The 10 least popular professions include relatively highly paid roles such as surveyors, human resources managers and speech therapists, as well as jobs in call centres and factories, which often attract immigrants because of a shortage of willing applicants among the local work force.

The report was carried out by the U.K. Commission for Employment and Skills, which advises government, and the Education and Employers Taskforce, a charity.
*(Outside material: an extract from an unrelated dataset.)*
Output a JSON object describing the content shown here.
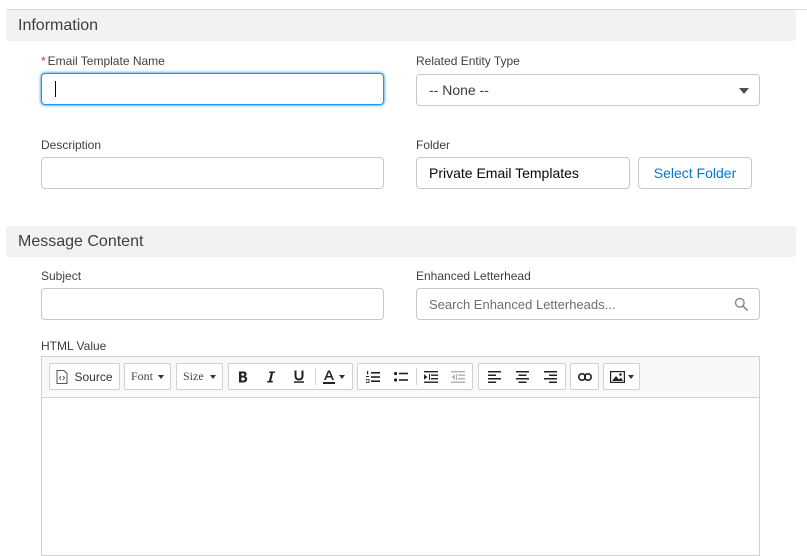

Its authors warned that young people risk realizing too late that they have pursued the wrong qualifications and experience, leading to a period of "churn" as this group retrain and adjust themselves to the needs of the labour market.

Nick Chambers, director of the Education and Employers Taskforce, said that "far too many" young people were having to make vital decisions about their futures without enough access to reliable information.

"With the high costs of higher-education tuition fees, the financial penalty for young people and their parents of making an ill-informed careers choice is starker than ever," Mr Chambers said. "We need to ensure that young people have access to high-quality impartial professional careers advice backed up by first-hand insights into the world of work."

Sir Roger Carr, chairman of energy supplier Centrica, said industry itself must take responsibility for making sure that those in education were clear about what was required.

But Charlie Mayfield, chairman of the John Lewis Partnership and also chair of the U.K. Commission for Employment and Skills, cautioned that pointing school pupils toward more useful academic courses and giving them more careers advice in the classroom was not enough on its own.

"The gaps that young people have are not just in their qualifications, it's a lack of experience in the world of work," Mr. Mayfield told the Financial Times.

Pointing to research showing that the number of people who do Saturday jobs has been halved over the past 15 years, the Mr. Mayfield lamented the increasing disconnection between teenagers and the workplace. "The gap between education and work has become larger at a time when we cannot afford for that to happen."